Running the Analysis

  1. Open the C-compare_vars.slurm script from your scripts directory for editing.

  2. By now you should be getting familiar with how these scripts are setup, so you will probably notice that several commands are being executed in this script. We will go over the details of this script and what is happening in the workshop.

  3. In the script, you will again only have to edit the IN_FOFN variable. This time you will want to point it to the fofn.txt file that was created by the B-variant-batch.slurm script. (You will notice that this fofn file ends in fofn.txt instead of fofn.tsv, this is because this fofn file contains only a single file path per line, rather than the tab-delimited fofn.tsv files that we had in previous steps.)
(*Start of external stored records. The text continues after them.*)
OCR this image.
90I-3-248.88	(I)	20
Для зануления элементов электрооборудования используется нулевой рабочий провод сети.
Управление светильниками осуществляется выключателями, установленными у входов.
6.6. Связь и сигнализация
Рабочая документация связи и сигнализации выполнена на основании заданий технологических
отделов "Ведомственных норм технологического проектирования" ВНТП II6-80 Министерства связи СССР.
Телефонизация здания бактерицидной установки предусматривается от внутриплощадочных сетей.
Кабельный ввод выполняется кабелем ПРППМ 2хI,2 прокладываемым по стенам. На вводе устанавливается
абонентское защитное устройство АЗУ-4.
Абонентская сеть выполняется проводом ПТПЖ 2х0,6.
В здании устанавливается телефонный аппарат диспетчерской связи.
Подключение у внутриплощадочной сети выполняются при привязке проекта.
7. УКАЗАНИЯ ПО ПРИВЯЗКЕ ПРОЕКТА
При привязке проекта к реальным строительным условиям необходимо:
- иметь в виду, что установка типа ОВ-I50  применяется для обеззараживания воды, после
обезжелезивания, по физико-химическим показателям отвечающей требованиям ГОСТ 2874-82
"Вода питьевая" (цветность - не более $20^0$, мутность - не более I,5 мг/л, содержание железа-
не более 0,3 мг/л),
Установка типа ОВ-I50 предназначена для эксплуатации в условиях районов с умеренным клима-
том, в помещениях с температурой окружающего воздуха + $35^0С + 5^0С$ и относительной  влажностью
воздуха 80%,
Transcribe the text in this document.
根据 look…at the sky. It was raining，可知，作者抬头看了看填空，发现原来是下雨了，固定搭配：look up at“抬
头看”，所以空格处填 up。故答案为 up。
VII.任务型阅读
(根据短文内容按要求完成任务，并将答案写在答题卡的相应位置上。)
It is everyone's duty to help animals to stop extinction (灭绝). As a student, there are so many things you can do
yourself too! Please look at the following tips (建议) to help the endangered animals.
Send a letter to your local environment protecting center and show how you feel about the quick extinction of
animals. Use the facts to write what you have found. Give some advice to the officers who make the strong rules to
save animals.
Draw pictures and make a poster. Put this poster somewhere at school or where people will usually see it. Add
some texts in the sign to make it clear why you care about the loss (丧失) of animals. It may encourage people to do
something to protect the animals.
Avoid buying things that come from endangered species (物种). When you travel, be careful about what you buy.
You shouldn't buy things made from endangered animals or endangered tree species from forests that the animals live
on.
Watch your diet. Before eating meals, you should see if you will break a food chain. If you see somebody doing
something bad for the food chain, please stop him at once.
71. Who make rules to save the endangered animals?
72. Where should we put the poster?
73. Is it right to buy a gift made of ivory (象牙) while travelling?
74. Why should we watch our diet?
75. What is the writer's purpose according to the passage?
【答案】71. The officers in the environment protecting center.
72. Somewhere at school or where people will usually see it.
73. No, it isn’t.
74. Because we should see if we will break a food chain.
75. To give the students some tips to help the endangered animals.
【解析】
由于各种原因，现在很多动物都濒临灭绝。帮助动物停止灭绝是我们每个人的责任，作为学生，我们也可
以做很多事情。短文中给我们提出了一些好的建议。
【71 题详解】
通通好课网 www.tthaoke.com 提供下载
  4. You can now submit your script to slurm and monitor its execution. When it completes, make sure to check for errors in the slurm output file.

Examining the Results

  1. In the 5-compare_vars folder you should have several different files. The ones of most interest are:

    • core.ann.vcf - This is an annotated vcf file of variants across your samples
    • core.ann.tab - This is an annotated tab-delimited file of variants across samples. This file contains some information that the vcf lacks, including the identity of genes where variants occur
    • core.nwk - This is the data for a phylogenetic tree built to display the relationship of your samples to each other.
  2. Open the core.ann.tab file with less. Try to identify a variant that:

    • occurs in at least 2 of your samples
    • occurs in a gene that seems interesting
    • causes a potentially deleterious modification to the protein

    TIP: Unfortuantely this file will look a bit jagged when opened in less because the tabs are not lining up correctly. You may want to use FileZilla to copy this file to your computer, so you can import it into excel for easier viewing. Another option to is to use a BASH command called column. You will need a couple of options on the ocmmand line to make it display correctly, but if you use a command like below you should get a better organized version of the file opened in less.

    	column --table -s $'\t' core.ann.tab | less
    
  3. Once you have identified the variant of interest...make notes about the gene it occurs in, its potential for deleteriousness, and which samples have the mutation. We will use this information in the next tutorial when we view and decorate your tree in Iroki.